Optimal learning competition: Mastering Lithuanian in an hour

Psychologists from the Division of Psychology and Language Sciences at University College London (UCL) have launched a unique international competition, with a $10,000 prize, to find the best way of tackling a memory problem faced by millions of people every day, namely how best to learn foreign language vocabulary. Dr Rosalind Potts and I have teamed up with Memrise (www.memrise.com), creators of a free online vocabulary learning tool and app, to run the competition.

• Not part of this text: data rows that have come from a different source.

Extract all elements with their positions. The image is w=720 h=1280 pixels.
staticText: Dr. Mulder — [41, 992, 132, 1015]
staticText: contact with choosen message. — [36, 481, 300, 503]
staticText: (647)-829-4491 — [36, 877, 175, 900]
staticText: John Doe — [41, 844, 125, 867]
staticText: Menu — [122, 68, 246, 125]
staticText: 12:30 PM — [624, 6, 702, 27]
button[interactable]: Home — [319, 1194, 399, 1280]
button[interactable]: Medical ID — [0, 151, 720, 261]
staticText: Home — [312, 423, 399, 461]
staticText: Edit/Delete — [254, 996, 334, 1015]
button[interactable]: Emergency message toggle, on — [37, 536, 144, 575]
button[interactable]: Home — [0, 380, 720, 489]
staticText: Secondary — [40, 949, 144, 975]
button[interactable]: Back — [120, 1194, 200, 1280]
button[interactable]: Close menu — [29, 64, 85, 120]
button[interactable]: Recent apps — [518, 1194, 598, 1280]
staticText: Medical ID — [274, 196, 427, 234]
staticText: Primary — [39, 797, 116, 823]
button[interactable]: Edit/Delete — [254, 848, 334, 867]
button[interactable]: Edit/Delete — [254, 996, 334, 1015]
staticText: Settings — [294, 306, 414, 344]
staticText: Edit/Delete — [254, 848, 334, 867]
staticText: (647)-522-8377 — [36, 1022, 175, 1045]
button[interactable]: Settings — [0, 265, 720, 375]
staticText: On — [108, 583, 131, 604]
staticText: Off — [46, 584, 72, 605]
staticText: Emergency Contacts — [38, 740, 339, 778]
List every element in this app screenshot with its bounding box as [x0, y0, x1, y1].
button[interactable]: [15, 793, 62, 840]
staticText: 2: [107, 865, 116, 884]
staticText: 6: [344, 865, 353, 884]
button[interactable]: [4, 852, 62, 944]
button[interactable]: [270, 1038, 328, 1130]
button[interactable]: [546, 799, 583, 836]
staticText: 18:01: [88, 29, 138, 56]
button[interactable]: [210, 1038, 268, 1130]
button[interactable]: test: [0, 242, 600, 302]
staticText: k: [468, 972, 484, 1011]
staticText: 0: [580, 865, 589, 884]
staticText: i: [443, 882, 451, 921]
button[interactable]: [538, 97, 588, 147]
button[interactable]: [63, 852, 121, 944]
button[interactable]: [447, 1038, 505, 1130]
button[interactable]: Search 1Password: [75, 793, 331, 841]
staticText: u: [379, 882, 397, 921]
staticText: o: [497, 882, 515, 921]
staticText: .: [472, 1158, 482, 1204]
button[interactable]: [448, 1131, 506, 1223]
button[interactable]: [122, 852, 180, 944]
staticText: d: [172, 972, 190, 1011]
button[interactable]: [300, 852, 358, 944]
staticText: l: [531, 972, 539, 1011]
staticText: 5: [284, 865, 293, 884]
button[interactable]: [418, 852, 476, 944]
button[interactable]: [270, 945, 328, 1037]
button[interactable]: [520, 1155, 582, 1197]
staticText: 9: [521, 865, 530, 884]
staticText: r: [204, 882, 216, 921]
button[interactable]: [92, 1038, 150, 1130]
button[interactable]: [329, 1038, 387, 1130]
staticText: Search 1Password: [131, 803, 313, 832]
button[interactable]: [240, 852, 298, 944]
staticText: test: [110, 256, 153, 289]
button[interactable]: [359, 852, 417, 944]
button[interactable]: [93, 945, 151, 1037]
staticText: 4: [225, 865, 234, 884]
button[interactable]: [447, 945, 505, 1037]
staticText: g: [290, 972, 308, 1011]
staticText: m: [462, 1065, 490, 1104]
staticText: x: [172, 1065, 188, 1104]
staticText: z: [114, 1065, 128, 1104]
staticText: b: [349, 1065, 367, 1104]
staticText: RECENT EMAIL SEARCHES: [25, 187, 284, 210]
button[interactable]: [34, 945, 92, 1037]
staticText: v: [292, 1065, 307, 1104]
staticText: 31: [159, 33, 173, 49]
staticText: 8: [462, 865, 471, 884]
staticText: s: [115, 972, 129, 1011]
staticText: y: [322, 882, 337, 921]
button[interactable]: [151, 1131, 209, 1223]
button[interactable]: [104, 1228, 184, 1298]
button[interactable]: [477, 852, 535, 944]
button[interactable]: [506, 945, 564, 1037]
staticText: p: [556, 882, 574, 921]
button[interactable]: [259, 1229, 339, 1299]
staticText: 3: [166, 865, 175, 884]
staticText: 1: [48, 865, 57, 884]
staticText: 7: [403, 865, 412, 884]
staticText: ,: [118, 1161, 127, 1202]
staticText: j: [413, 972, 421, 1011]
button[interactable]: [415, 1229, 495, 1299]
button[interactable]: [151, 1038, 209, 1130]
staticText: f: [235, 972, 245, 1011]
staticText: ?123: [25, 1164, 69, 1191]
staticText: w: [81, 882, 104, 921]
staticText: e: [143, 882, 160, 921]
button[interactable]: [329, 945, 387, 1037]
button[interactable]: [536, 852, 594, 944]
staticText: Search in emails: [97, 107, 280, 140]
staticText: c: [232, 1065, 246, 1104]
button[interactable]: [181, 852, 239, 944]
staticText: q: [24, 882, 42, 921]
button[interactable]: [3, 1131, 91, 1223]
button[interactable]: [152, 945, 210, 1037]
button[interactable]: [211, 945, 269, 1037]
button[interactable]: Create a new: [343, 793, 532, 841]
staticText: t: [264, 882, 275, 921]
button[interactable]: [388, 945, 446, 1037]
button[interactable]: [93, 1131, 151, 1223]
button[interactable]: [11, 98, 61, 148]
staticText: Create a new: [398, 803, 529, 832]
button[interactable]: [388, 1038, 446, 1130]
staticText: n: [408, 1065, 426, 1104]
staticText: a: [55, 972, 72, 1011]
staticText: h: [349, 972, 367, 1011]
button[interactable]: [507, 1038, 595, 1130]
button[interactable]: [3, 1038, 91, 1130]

Explaining the idea for the competition, Dr Potts said “Memory researchers have been exploring memory techniques for a century and have identified numerous tricks that can enhance learning. However these methods tend to be studied in isolation from one another, and our competition asks how they should be combined into a single best ‘recipe’”.

Entrants to the competition, who may be researchers or students, will devise their own method for teaching English-Lithuanian vocabulary and will have to test how well someone using the method can remember the words a week after a single 1-hour learning period. The outcome of the competition, which will be made public, will help language learners and teachers to maximize retention of vocabulary while learning a foreign language.

The competition is an applied science challenge to create the most powerful methodology for memorising new information, using any and all effects discovered in the history of psychological research or even some undiscovered ones. The $10,000 prize for the winner makes this one of the richest competitions in applied psychology. The deadline for entries is 28th February 2015. Further details are available at www.memrise.com/prize/.

What inspired this competition?

Cognitive and educational psychology and neuroscience have unearthed a vast number of factors which influence how effectively humans retain information, yet we still don’t really know how best to combine these factors, to maximise the effectiveness of memorisation. The competition hopes to stimulate progress, creativity and knowledge-sharing in this educationally vital field, and by doing so to drive forward our shared understanding of the human mind.

What’s the format of the competition?

The ultimate aim, in a nutshell, is this: real world learners will be given one hour to memorise translations of foreign language words such as house = talo (this is in Finnish), with the quality of their memorisation tested one week later. The competition will compare different ways of using that hour of learning: what’s the best way to spend that hour to maximise retention after one week?

The organizers will provide a computerised baseline task and competitors will test their own proposed method against that baseline condition in their own laboratories, classrooms or elsewhere. The difference in scores for the two groups on the test phase will be used to identify the most promising learning methods. These will then be tested on the Memrise system.

Who can compete?

The competition is open to anyone: Professional scientists, companies, psychology students, amateur enthusiasts, schoolchildren, research groups, teams of enthusiasts. It’s a completely open competition for any person or team to see how far they can optimise human learning within the constraints of the competition format: one hour of learning, a test one week later: what’s the most effective use of that hour?

How will the winner be judged?

The competition has two phases. First, competitors will test their proposed method against the standard control method that the organizers supply, and will submit their experimental data and a description of their method to the panel of judges. The best entries as judged by the panel will then be run on a controlled selection of 1000 people on the Memrise website, with the final winner determined statistically by the recall performance of those 1000 after a one week gap.

Aside from collecting the money prize, the winning entry will feature in an article co-authored and shared with the scientific and business community. Publicising the winning entry will be for the benefit of humanity and will set the bar for future research on this topic.

Who’s behind the competition?

The Memrise Prize competition was developed by me and Dr. Rosalind Potts from UCL in collaboration with the team of scientists and researchers at Memrise.com. A panel of leading researchers in the field of memory and neuroscience will be involved with the evaluation of submissions and in ensuring a fair and open process.

To fuel your imagination, here is a by-no-means complete list of effects discovered in the course of the last 150 years of psychological research into what makes learning more effective. We speculate that the winning entry will make use of many of these effects, and perhaps others hitherto not discovered: Spacing effects; repetition effects; mnemonics; testing effects; modality effects; association effects; deep/elaborative processing effects; difficulty effects; context effects; error effects; time-of-day effects.